Star Wars acquired a new lease in life after 2015's The Force Awakens, the first film in the franchise where George Lucas was not directly involved. The Walt Disney Company bought Lucasfilm in 2012, and it was up to producer director J.J. Abrams to revive the story, using some of the characters originally created by Mr. Lucas, while shaping an original story line with a new cast of young performers playing the next generation of heroes and villains.  Thus Han Solo (Harrison Ford), Leia (Carrie Fisher), and Luke Skywalker (Mark Hamill) found themselves surrounded by fighter pilot Oscar Isaac (Poe Dameron), reformed stormtrooper John Boyega (Finn), and Adam Driver (Kylo Ren) and Daisy Ridley (Rey) who, as the new principal villain and hero, are shaped by their knowledge of the Force.

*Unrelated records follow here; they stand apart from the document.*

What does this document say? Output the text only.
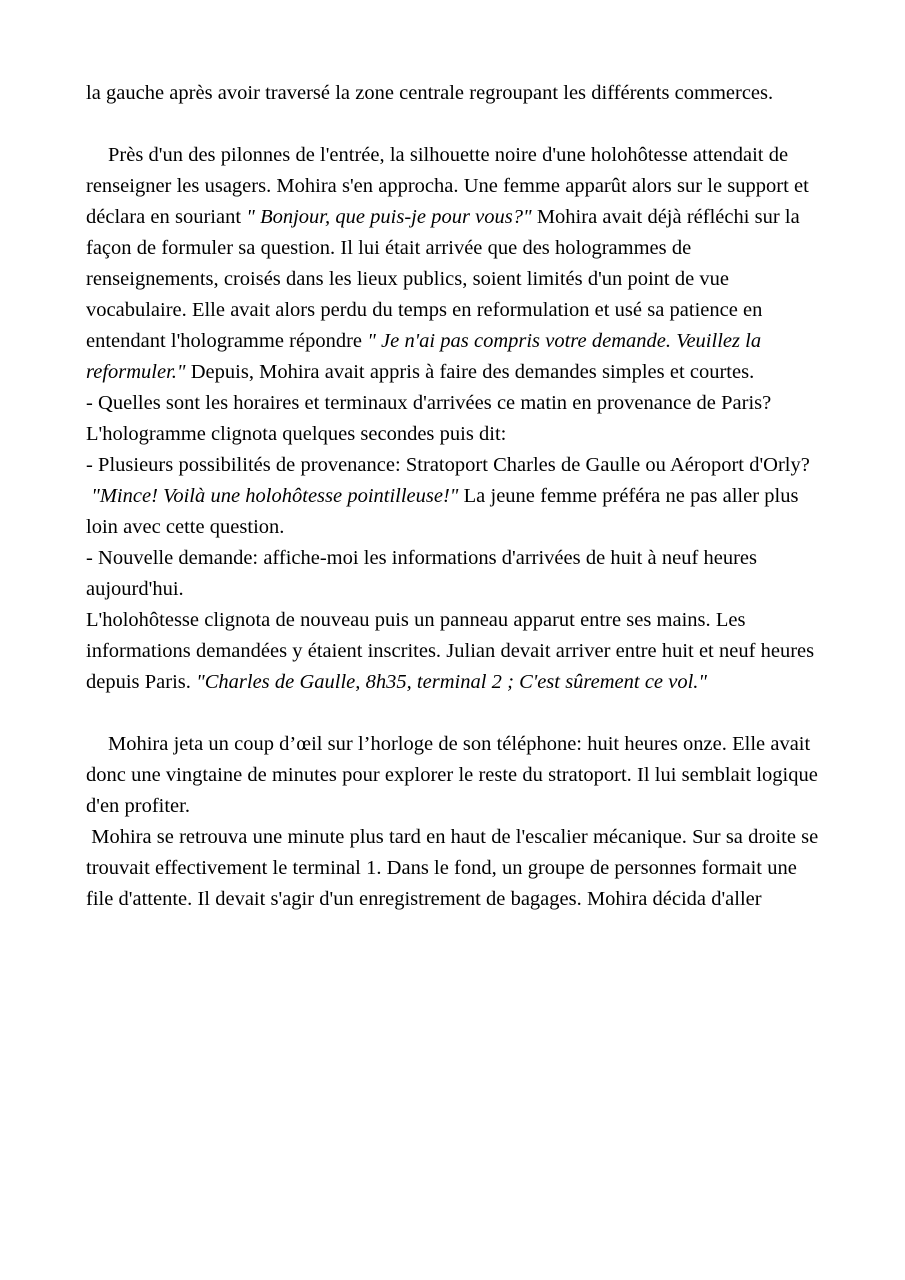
la gauche après avoir traversé la zone centrale regroupant les différents commerces.

Près d'un des pilonnes de l'entrée, la silhouette noire d'une holohôtesse attendait de renseigner les usagers. Mohira s'en approcha. Une femme apparût alors sur le support et déclara en souriant " Bonjour, que puis-je pour vous?" Mohira avait déjà réfléchi sur la façon de formuler sa question. Il lui était arrivée que des hologrammes de renseignements, croisés dans les lieux publics, soient limités d'un point de vue vocabulaire. Elle avait alors perdu du temps en reformulation et usé sa patience en entendant l'hologramme répondre " Je n'ai pas compris votre demande. Veuillez la reformuler." Depuis, Mohira avait appris à faire des demandes simples et courtes.

- Quelles sont les horaires et terminaux d'arrivées ce matin en provenance de Paris?

L'hologramme clignota quelques secondes puis dit:

- Plusieurs possibilités de provenance: Stratoport Charles de Gaulle ou Aéroport d'Orly?

"Mince! Voilà une holohôtesse pointilleuse!" La jeune femme préféra ne pas aller plus loin avec cette question.

- Nouvelle demande: affiche-moi les informations d'arrivées de huit à neuf heures aujourd'hui.

L'holohôtesse clignota de nouveau puis un panneau apparut entre ses mains. Les informations demandées y étaient inscrites. Julian devait arriver entre huit et neuf heures depuis Paris. "Charles de Gaulle, 8h35, terminal 2 ; C'est sûrement ce vol."

Mohira jeta un coup d’œil sur l’horloge de son téléphone: huit heures onze. Elle avait donc une vingtaine de minutes pour explorer le reste du stratoport. Il lui semblait logique d'en profiter.

Mohira se retrouva une minute plus tard en haut de l'escalier mécanique. Sur sa droite se trouvait effectivement le terminal 1. Dans le fond, un groupe de personnes formait une file d'attente. Il devait s'agir d'un enregistrement de bagages. Mohira décida d'aller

Mr. Driver's Kylo Ren started as a mask-wearing second generation Darth Vader, but soon enough director Abrams realize that keeping Mr. Driver's unusual angular features right out of a Modigliani painting, hidden was a mistake.  In this new film he destroys his mask exposing the scar on his face that marks him with a Biblical sign of patricide.  Thus far, Kylo Ren is the saga's most charismatic villain.
To compliment him Ms. Ridley's Rey is the driving force behind the new film.  She sets out to the desolate planet Ahch-To, a mountainous rock in the middle of an ocean, where Luke Skywalker has retired, living a solitary monastic existence, waiting for the endgame, thus assuring that the Jedi cult dies with him.  Her quest is to convince Luke to return to Leia, his twin sister, and join once again the good rebel fight.  Along the way, Rey learns that the Force is indeed strong with her, and she asks Luke to become her Jedi mentor.

What I just described is the bare bones of the new film's arc. At a running time of 152 minutes (the franchise's longest film to date) writer director Johnson weaves a number of subplots and characters, some of whom are only seen momentarily (such as an interplanetary codebreaker named DJ played memorably by Benicio del Toro with a sly wink), but who are key to the film's plot, and who might take on greater importance in the upcoming films.

On a deeper level, the film is about the often troubled relationships between master and pupil, associations that run very deep in this mythic story, and which serve as character connections, some going as far back to the original established master/pupil attachment  between Luke and legendary Jedi master Obi-Wan Kenobi (Alec Guinness).
Visually, The Last Jedi works best when it returns to the original Lucas sources of inspiration, especially the "Jidaigeki" period dramas of director Akira Kurosawa.  For instance, the stylized throne room lair of Supreme Leader Snoke (Andy Serkis) seems to come right out of the super saturated red set of Kurosawa's Kagemusha: the Shadow Warrior, a samurai epic that was partly financed by George Lucas.  Also, Kurosawa's re-telling of Shakespeare's King Lear, Ran, his last samurai film, looms large in the referential color palette that inspires this film.

The Last Jedi is not to be missed.  An excellent addition to cinema's most lucrative franchise.  Who knows where we'll go from here, but the important thing for the filmmakers to remember is to stay true to the original concept that George Lucas set down decades ago.  As long as future filmmakers do this, we will have plenty of Star Wars fun to last us for a very long time.